Question

QUESTION 6

Answer 1

(a) The instant velocity and acceleration at a specific time $t_0$ are given by evaluating the first and second derivatives at $t=t_0$

So, we have

$\begin{cases}x(t)=2t^2+3t-5\\x'(t)=4t+3\\x''(t)=4\end{cases}$

Which implies

$\begin{cases}x'(5)=23\\x''(5)=4\end{cases}$

So, when time is 5 seconds, the object has a velocity of 23 m/s and an acceleration of 4 m/s^2 (which is indeed constant along all motion).

(b) The equation for the displacement is already given: $s=e^{3t}$. So, we simply have to evaluate this function at t=0 to get

$s(0)=e^{3\cdot 0}=e^0=1$

So, the displacement at t=0 is 1 unit along the positive side of the line.

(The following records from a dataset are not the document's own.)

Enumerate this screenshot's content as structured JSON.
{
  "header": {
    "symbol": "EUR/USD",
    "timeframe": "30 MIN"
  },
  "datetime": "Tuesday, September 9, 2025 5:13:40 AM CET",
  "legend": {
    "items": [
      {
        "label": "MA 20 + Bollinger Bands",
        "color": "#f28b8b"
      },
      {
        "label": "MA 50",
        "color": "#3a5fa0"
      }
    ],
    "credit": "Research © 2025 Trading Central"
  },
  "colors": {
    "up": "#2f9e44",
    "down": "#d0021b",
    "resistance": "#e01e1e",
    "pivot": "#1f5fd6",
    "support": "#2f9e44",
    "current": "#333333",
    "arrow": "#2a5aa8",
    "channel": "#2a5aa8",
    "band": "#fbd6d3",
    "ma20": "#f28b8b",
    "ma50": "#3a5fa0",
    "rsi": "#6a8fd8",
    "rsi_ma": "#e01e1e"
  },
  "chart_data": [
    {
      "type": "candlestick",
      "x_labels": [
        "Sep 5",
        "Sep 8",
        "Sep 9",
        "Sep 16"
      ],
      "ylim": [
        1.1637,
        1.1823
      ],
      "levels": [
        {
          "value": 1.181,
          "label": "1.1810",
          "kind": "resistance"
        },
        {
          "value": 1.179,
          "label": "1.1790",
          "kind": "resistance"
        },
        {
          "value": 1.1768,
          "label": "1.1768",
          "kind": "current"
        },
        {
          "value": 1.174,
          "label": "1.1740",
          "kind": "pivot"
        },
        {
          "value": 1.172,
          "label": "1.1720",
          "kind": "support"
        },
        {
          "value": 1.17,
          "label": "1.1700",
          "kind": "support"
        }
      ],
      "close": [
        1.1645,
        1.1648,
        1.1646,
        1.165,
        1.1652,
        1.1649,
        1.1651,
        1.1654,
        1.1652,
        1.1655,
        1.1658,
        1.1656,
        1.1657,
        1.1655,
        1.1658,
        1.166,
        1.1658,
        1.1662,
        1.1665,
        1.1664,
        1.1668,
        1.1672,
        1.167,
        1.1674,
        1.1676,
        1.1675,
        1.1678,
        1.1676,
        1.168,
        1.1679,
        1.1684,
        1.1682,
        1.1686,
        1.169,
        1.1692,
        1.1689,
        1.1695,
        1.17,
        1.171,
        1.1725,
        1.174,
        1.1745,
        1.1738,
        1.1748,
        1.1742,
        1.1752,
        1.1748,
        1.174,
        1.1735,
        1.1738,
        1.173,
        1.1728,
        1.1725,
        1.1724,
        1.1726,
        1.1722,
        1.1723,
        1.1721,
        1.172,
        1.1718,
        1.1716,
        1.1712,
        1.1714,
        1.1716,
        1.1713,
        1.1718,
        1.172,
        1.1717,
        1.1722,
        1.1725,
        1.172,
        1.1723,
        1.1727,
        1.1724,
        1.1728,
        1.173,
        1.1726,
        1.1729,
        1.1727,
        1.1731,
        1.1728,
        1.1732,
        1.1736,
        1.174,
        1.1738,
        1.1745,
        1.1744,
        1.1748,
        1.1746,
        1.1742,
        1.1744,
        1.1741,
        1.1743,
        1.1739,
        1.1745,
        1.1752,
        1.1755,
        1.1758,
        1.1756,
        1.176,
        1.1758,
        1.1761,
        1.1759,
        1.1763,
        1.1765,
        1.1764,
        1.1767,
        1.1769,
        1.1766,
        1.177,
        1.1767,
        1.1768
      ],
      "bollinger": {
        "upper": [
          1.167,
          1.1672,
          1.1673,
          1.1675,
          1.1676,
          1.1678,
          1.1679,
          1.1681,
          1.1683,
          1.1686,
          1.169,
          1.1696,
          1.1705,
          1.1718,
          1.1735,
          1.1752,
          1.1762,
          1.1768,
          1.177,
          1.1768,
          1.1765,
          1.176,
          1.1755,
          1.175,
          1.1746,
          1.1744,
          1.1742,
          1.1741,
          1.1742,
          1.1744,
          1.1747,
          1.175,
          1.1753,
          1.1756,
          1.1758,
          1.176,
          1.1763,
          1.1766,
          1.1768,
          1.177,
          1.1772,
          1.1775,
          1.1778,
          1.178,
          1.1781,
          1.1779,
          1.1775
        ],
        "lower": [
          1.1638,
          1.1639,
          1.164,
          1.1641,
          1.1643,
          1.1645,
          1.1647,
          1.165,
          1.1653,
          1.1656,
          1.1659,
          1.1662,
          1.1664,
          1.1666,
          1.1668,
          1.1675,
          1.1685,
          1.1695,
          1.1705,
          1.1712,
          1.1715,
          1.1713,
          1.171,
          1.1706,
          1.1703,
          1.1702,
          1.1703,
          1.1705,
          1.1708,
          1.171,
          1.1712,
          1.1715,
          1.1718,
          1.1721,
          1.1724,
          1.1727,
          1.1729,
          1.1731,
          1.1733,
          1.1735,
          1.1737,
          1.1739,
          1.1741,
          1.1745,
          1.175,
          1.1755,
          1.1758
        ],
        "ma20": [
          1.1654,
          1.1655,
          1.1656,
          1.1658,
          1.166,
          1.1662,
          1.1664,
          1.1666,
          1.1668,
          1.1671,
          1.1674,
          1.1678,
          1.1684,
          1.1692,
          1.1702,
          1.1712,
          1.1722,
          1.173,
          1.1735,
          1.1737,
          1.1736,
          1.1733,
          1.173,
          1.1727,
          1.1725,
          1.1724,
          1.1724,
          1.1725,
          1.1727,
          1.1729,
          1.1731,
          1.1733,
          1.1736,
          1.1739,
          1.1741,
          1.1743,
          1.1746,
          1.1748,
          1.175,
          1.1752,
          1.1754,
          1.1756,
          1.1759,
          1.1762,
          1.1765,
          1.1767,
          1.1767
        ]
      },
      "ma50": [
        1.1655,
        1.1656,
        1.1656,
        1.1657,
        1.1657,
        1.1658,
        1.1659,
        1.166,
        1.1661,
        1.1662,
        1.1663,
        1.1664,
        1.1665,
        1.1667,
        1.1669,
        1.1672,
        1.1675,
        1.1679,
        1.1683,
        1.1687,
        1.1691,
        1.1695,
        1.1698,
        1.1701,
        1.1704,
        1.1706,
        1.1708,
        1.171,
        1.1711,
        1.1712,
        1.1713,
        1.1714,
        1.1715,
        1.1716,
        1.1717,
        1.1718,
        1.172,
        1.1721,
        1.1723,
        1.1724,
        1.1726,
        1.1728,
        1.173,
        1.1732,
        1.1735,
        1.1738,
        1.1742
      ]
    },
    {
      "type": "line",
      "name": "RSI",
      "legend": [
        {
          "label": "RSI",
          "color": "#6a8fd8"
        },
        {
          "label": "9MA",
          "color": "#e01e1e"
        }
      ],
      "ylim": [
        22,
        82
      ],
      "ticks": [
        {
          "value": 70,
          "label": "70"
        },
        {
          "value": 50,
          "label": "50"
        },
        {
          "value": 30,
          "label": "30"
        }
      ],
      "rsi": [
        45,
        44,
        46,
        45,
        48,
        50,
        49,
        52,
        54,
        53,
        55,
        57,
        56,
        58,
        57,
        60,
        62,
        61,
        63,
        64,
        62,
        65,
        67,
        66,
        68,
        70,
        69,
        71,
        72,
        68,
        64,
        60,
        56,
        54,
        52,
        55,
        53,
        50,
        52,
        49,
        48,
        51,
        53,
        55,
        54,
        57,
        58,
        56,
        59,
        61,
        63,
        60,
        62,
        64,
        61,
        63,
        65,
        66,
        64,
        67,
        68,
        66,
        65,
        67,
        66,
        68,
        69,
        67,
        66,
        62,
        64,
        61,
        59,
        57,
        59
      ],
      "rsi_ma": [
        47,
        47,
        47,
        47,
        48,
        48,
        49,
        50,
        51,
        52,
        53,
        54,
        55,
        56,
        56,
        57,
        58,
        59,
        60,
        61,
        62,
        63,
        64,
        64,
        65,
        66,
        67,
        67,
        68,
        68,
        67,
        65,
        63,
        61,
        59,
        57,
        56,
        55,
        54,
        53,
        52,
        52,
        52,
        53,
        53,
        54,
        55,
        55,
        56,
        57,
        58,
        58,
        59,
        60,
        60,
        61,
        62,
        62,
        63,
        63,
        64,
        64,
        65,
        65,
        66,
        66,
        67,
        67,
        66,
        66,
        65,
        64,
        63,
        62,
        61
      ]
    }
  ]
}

As for the acceleration, applying the derivation formula

$\dfrac{d}{dx} e^{f(x)} = e^{f(x)}\cdot f'(x)$

we have

$s'(t) = 3e^{3t},\quad s''(t) = 3\cdot 3e^{3t}=9e^{3t}$

So, we have

$s(t) = e^{3t},\quad s''(t) =9e^{3t}$

and thus the acceleration is nine times the distance.

(c)

We have to evaluate the integral

$\displaystyle \int_0^T \sin(2x)$

The antiderivative of sin(2x) is -1/2cos(2x), becase we have

$\dfrac{d}{dx} -\dfrac{1}{2}\cos(2x) = \dfrac{1}{2}2\sin(2x)=\sin(2x)$

So, we have

$\displaystyle \int_0^T \sin(2x) = \left[-\dfrac{1}{2}\cos(2x)\right]_0^T = -\dfrac{1}{2}\cos(2T)+\dfrac{1}{2}\cos(0)=\dfrac{1-\cos(2T)}{2}$